Central African Republic: CAR President Names Muslim As New Premier

Photo: HDPT Central African Republic
A member of the self-defense group carrying his traditional rifle in a flower field, around the village of Sambaye, 10 km west of Bozoum, Ouaham Pende Prefecture, northwest CAR, 28 June 2008. Local militias recruit among the villagers on a voluntary basis -- women can also be members. UNICEF advocates to communities to prevent the use of children in their ranks.

Central African President Catherine Samba Panza has named a Muslim as the country's new prime minister. The appointment is a bid to make the government more representative of CAR's religious diversity.

Central African President Catherine Samba Panza on Sunday named Muslim politician Mahamat Kamoun as her new prime minister, replacing Andre Nzapayeke, who resigned last week to allow the formation of a more inclusive government in an effort to end sectarian violence between Muslims and Christians.

The appointment was announced on state-run radio by a spokesman for the presidency.
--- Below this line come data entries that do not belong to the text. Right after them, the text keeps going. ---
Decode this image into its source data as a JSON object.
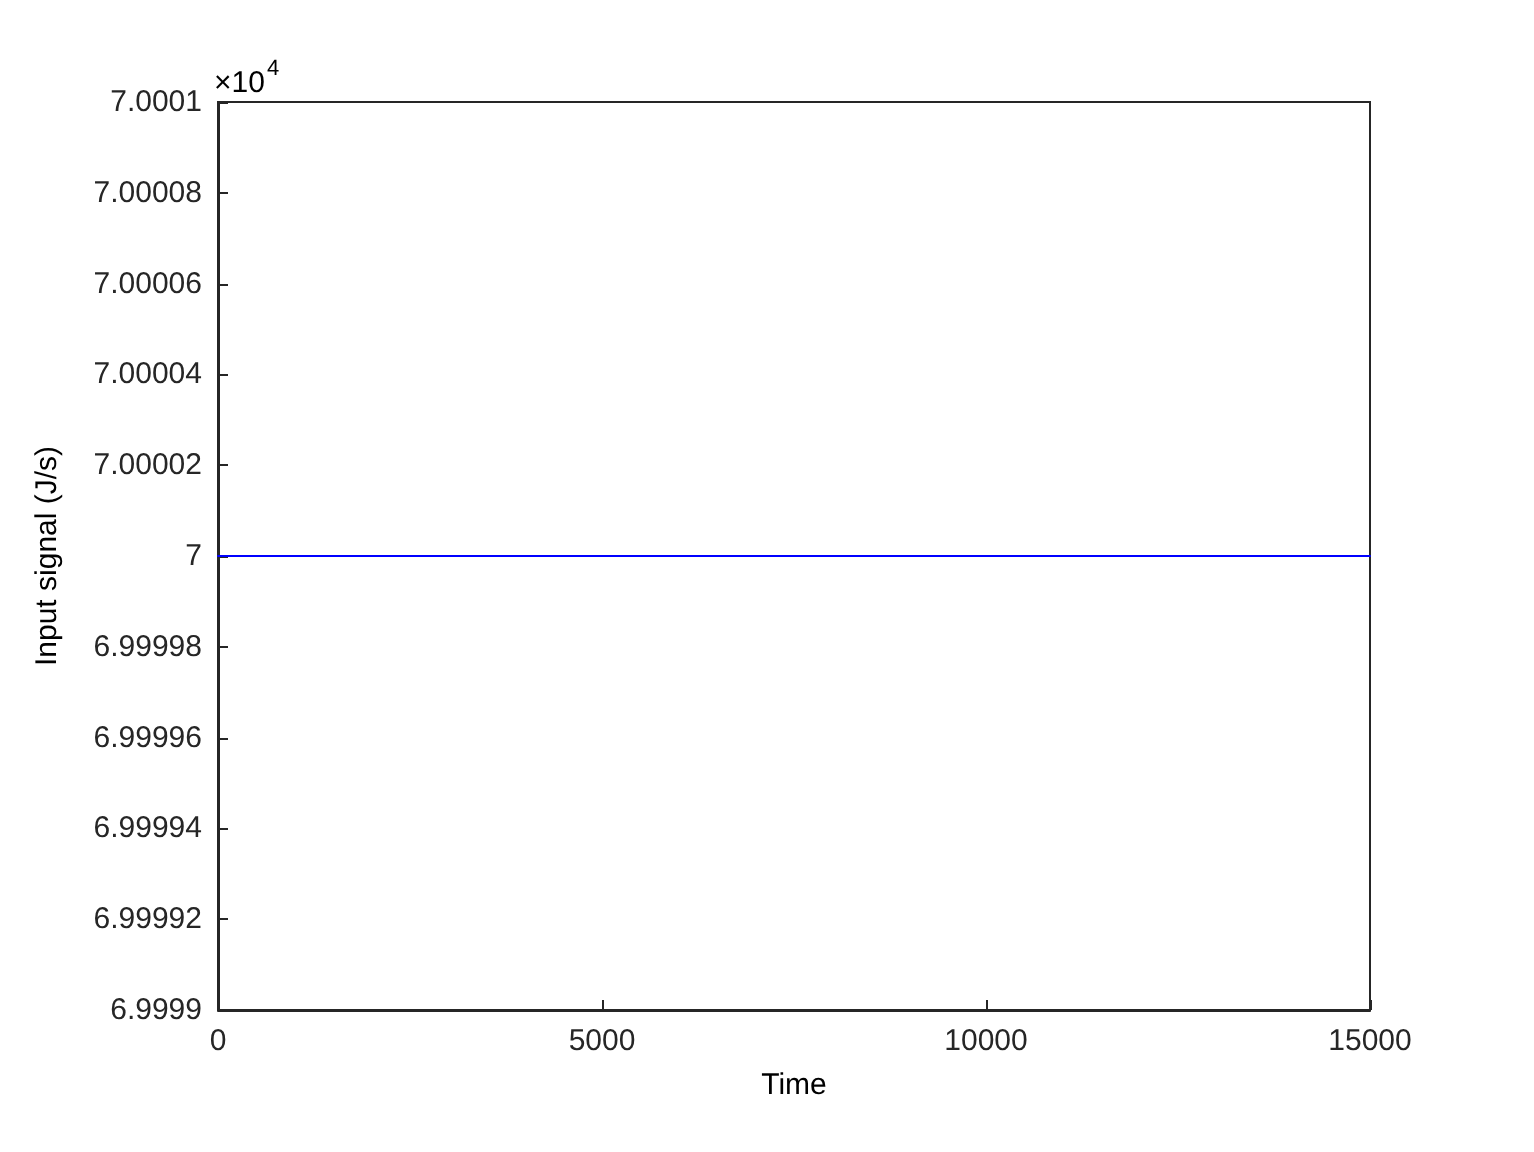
{
  "chart_data": {
    "type": "line",
    "xlabel": "Time",
    "ylabel": "Input signal (J/s)",
    "annotations": [
      "×10$^{4}$"
    ],
    "x": [
      0,
      15000
    ],
    "series": [
      {
        "color": "#0000ff",
        "values": [
          7,
          7
        ]
      }
    ],
    "xlim": [
      0,
      15000
    ],
    "xticks": [
      0,
      5000,
      10000,
      15000
    ],
    "ylim": [
      6.9999,
      7.0001
    ],
    "yticks": [
      6.9999,
      6.99992,
      6.99994,
      6.99996,
      6.99998,
      7,
      7.00002,
      7.00004,
      7.00006,
      7.00008,
      7.0001
    ],
    "grid": false,
    "marker": "none",
    "line_style": "solid"
  }
}
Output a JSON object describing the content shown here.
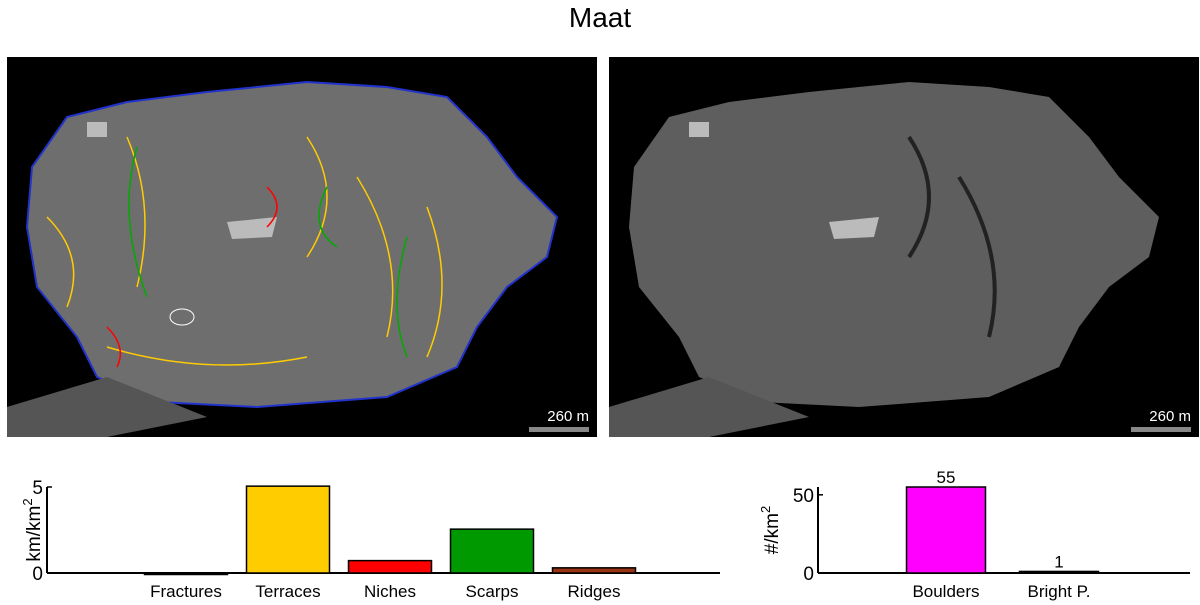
{
  "title": "Maat",
  "images": [
    {
      "name": "annotated-map",
      "scale_label": "260 m"
    },
    {
      "name": "plain-map",
      "scale_label": "260 m"
    }
  ],
  "chart_data": [
    {
      "type": "bar",
      "ylabel": "km/km²",
      "ylabel_base": "km/km",
      "ylabel_sup": "2",
      "categories": [
        "Fractures",
        "Terraces",
        "Niches",
        "Scarps",
        "Ridges"
      ],
      "values": [
        0,
        5.05,
        0.72,
        2.55,
        0.3
      ],
      "colors": [
        "#000000",
        "#ffcc00",
        "#ff0000",
        "#009900",
        "#993311"
      ],
      "ylim": [
        0,
        5
      ],
      "yticks": [
        "0",
        "5"
      ],
      "grid": false
    },
    {
      "type": "bar",
      "ylabel": "#/km²",
      "ylabel_base": "#/km",
      "ylabel_sup": "2",
      "categories": [
        "Boulders",
        "Bright P."
      ],
      "values": [
        55,
        1
      ],
      "data_labels": [
        "55",
        "1"
      ],
      "colors": [
        "#ff00ff",
        "#000000"
      ],
      "ylim": [
        0,
        55
      ],
      "yticks": [
        "0",
        "50"
      ],
      "grid": false
    }
  ]
}
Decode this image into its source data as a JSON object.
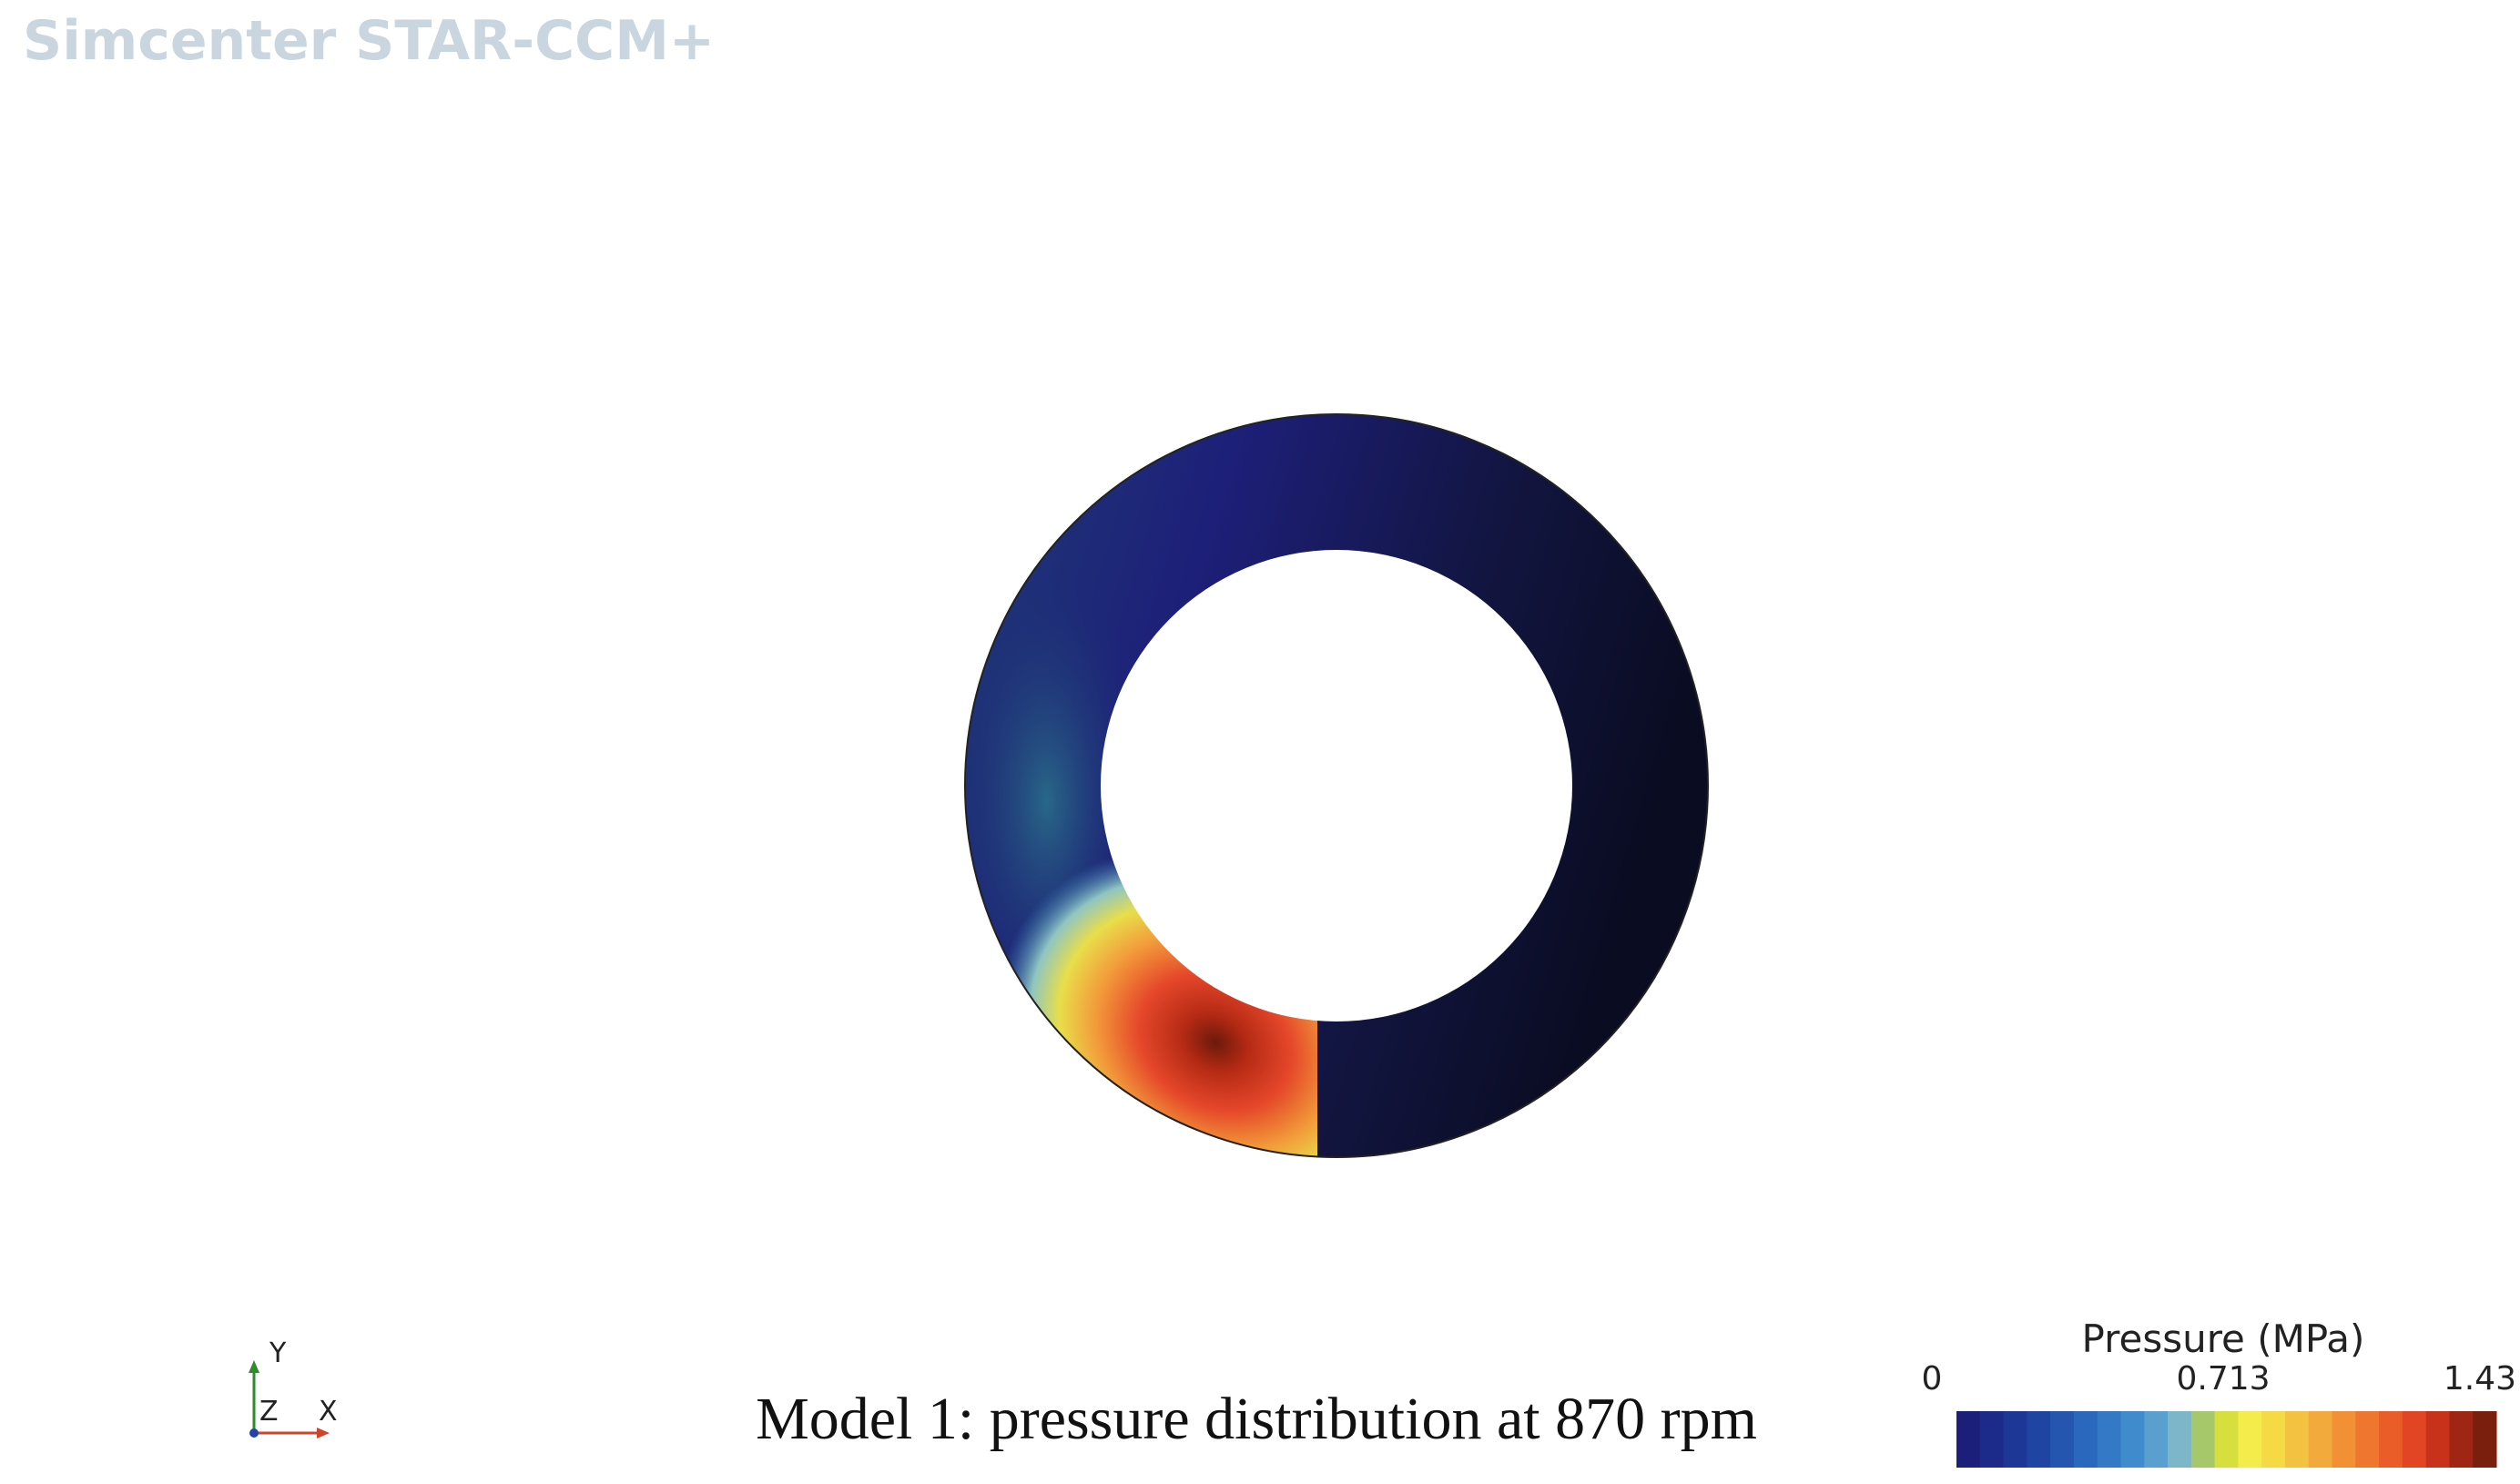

Kamoun served as a senior advisor to the leader of the Seleka rebel group, Michel Djotodia, after the latter briefly seized power last year, then became a special advisor to the Christian Samba Panza herself.

He will lead a transitional government tasked with organizing elections in the country, which has been stricken by more than a year of fighting between Muslim Seleka rebels and Christian militia.

Inconclusive peace deal

The turmoil in CAR began with the overthrow of President Francois Bozize, a Christian, by Seleka rebels in March 2013.

In December 2013, Christian militia attacked the capital, Bangui, in response to 10 months of brutal rule by Seleka forces, unleashing a cycle of violence that has killed thousands and made hundreds of thousands more homeless.

Representatives of the Seleka and the Christian "anti-balaka" ("anti-machete") militia signed a peace agreement in neigboring Republic of Congo on July 23, but sporadic bloody fighting has continued.

Panza asked Nzapayeke to resign to "allow for the effective implementation of the commitments made in Brazzaville, including national reconciliation," a presidential spokesman said at the time.